3. The method for generating a variational autoregressive dialogue based on joint hidden variables according to claim 2, wherein in step S1, the current round of dialogue context C is given ^t And knowledge sentence set K ^t Obtaining corresponding word-level feature representation using BERT model coding to obtain word-level representation vectors of conversational contextAnd average pooled sentence-level representation vector +.>For knowledge sentence set K ^t Any sentence K in (1) ^t,l Word-level and sentence-level representation vectors are also obtained>And->Knowledge sentence collectionK ^t The sentence-level representation of the whole is noted +.>L is the knowledge sentence set size, and d represents the hidden state dimension.

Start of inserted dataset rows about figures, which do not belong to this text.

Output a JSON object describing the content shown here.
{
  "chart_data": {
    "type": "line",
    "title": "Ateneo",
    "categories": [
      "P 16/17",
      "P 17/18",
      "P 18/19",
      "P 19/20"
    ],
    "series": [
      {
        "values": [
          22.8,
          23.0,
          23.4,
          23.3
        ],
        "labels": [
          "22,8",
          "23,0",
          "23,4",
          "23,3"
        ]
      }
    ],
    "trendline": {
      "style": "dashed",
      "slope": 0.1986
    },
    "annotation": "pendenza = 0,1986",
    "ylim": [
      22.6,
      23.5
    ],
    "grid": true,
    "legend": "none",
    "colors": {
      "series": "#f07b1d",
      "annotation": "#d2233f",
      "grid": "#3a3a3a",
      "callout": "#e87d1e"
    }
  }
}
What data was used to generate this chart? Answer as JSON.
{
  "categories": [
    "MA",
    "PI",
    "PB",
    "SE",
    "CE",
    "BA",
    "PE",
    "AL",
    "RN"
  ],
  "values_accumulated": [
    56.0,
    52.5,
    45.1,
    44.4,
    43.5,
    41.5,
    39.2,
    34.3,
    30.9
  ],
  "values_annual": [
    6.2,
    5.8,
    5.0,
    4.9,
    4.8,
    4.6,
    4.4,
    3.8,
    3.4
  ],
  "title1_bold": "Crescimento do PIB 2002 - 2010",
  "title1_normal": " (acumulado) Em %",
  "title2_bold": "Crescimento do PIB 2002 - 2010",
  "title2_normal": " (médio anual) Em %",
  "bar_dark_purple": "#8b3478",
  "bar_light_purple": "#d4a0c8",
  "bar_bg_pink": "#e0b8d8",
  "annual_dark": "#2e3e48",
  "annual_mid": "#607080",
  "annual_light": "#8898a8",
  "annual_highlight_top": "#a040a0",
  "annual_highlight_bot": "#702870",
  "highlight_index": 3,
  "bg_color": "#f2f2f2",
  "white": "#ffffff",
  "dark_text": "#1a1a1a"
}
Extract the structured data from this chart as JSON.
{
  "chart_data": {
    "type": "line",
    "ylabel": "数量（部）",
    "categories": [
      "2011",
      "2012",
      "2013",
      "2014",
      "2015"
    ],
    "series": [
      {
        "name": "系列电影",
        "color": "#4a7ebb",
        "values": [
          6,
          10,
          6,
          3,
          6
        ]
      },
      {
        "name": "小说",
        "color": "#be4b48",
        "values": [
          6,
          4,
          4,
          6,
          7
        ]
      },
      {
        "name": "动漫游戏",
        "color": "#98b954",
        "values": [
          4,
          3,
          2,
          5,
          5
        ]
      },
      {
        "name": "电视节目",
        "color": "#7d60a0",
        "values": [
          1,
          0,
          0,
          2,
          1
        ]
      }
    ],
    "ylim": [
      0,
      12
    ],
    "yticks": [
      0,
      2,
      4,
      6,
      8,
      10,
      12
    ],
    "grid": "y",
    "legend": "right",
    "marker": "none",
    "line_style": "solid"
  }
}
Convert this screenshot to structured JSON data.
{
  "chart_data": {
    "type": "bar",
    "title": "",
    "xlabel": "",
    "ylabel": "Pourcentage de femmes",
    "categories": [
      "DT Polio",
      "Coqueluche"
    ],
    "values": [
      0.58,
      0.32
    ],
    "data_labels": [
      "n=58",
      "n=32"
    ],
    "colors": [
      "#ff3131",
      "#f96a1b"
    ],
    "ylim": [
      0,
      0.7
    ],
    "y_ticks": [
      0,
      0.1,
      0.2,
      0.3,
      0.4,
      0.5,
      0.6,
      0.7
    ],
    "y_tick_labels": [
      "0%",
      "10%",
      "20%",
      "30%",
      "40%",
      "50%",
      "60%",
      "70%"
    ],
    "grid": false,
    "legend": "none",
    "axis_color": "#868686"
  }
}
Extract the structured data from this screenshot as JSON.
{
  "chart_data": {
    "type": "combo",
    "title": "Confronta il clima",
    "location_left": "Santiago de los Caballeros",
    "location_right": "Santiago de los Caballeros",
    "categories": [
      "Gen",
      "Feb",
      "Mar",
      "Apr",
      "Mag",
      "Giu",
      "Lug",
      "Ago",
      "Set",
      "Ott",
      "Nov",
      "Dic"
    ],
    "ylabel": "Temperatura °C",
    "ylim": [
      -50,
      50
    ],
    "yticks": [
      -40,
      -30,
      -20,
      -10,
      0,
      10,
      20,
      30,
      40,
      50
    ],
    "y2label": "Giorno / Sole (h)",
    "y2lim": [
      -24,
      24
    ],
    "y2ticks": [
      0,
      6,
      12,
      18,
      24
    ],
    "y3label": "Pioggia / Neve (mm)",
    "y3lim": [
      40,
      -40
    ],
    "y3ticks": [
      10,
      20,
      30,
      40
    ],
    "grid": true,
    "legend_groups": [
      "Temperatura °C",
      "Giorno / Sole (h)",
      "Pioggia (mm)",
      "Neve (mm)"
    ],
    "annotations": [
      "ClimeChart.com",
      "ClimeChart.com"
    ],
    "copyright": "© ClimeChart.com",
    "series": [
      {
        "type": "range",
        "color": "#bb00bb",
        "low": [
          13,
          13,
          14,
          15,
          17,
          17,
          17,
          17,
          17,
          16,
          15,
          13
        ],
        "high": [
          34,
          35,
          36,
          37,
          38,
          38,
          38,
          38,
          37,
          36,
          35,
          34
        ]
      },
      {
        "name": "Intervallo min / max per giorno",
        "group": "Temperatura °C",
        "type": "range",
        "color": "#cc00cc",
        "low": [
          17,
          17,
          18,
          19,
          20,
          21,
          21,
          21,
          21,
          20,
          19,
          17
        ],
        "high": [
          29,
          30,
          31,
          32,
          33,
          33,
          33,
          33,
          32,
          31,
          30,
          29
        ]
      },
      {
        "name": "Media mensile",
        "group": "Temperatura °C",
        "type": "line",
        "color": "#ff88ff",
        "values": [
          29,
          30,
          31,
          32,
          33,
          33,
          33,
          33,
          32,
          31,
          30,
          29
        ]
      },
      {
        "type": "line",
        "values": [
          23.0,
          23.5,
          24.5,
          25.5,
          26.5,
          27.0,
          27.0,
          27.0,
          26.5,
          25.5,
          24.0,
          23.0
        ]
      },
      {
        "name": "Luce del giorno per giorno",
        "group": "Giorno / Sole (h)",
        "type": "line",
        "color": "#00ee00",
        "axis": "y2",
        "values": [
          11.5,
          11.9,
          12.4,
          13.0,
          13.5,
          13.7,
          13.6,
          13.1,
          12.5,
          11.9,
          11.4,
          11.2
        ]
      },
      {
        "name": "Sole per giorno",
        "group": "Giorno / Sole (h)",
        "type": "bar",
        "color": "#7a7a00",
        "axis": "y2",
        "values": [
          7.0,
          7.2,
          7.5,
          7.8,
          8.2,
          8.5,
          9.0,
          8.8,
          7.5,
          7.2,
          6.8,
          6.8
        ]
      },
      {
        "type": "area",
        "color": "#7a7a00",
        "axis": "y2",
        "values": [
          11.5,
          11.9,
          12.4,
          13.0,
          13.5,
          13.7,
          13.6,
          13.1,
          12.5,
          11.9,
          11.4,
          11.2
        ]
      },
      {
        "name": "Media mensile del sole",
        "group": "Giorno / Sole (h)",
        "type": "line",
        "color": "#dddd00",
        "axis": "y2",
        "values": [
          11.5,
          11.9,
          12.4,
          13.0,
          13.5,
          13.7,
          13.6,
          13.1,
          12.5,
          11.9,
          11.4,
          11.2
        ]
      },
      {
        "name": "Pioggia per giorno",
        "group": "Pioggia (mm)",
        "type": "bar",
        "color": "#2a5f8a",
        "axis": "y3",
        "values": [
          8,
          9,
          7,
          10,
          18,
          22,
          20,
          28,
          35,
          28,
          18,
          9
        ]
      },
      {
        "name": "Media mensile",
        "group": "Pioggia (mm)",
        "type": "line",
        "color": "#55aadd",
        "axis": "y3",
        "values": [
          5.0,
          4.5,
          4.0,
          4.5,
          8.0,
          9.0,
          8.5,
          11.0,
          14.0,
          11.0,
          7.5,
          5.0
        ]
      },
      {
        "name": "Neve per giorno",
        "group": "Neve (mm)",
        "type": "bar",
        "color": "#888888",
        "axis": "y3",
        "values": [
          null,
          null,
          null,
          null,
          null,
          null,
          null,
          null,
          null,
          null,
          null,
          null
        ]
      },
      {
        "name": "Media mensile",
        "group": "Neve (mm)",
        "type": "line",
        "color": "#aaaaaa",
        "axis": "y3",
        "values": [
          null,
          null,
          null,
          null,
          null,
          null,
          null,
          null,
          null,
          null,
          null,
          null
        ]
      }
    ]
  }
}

4. The method for generating a variational autoregressive dialogue based on a joint hidden variable according to claim 2, wherein the step S2 comprises:

s2.1, calculating knowledge selection hidden variablesPosterior distribution of (c): splicing representation vectors of dialog contexts and selected knowledge, i.e.And sentence-level representation->Performing dot product attention calculation, and obtaining posterior hidden variable representation ++through softmax normalization layer>

S2.2, calculating knowledge selection hidden variablesIs a priori distributed of (a); using predicted reply sentence information to supplement a priori information of knowledge selection, dialog context and sentence level representation +. >Dot product attention calculation is performed, i.e. +.> Representing the knowledge sentence set fusion feature representation perceived above the dialog, attn represents the method of computing attention;

S2.3 selecting hidden variables from knowledgeSampling a priori hidden variables in a priori distribution of (1) to select a knowledge sentence K ^t,sel : namely, sampling from prior hidden variables, wherein the prior hidden variables obey category distribution, and the ++>And then will beThe corresponding knowledge sentence is sent to a variational autoregressive decoder module, namely, a probability density function is obeyed; reconstruction loss of knowledge selection task in knowledge selection module is +.>Wherein K is ^t,a Representing tag knowledge, i.e.)>

5. The method for generating a variational autoregressive dialogue based on a joint hidden variable according to claim 2, wherein the step S3 comprises:

s3.2, modeling prior distribution of hidden variables of the recovery sequence; the method comprises training and testing stages, and the prior distribution parameters of hidden variables of the recovery sequence are obtained through variational layers: mean and variance vectors, respectivelyAnd->Sampling by a re-parameterization technology to obtain a priori hidden variable of the time step n>The reply sequence before time step n is denoted as Y ^t,＜n Meanwhile, the following formula is abbreviated as +.> Recovery sequence hidden variable representing time step n-sampling a priori distribution>

S3.3, fusing a recovery sequence hidden variable in the variable hierarchy with a decoding hidden state of the priori path; combining decoding hidden states in a priori paths with selected recovery sequence hidden variables Further fusion to obtain a representation vector S ¹ The selected hidden variables of the recovery sequence are the hidden variables of the recovery sequence of posterior and priori respectively in the training and testing stage; then, the hidden state vector sent into the decoding layer is +.>

6. An electronic device comprising a memory, a processor and a computer program stored on the memory and executable on the processor, characterized in that the processor implements the steps of the joint hidden variable based variational autoregressive dialog generation method of any of claims 2 to 5 when the program is executed by the processor.

7. A computer readable storage medium having stored thereon a computer program, which when executed by a processor performs the steps of the joint hidden variable based variational autoregressive dialogue generating method as defined in any one of claims 2 to 5.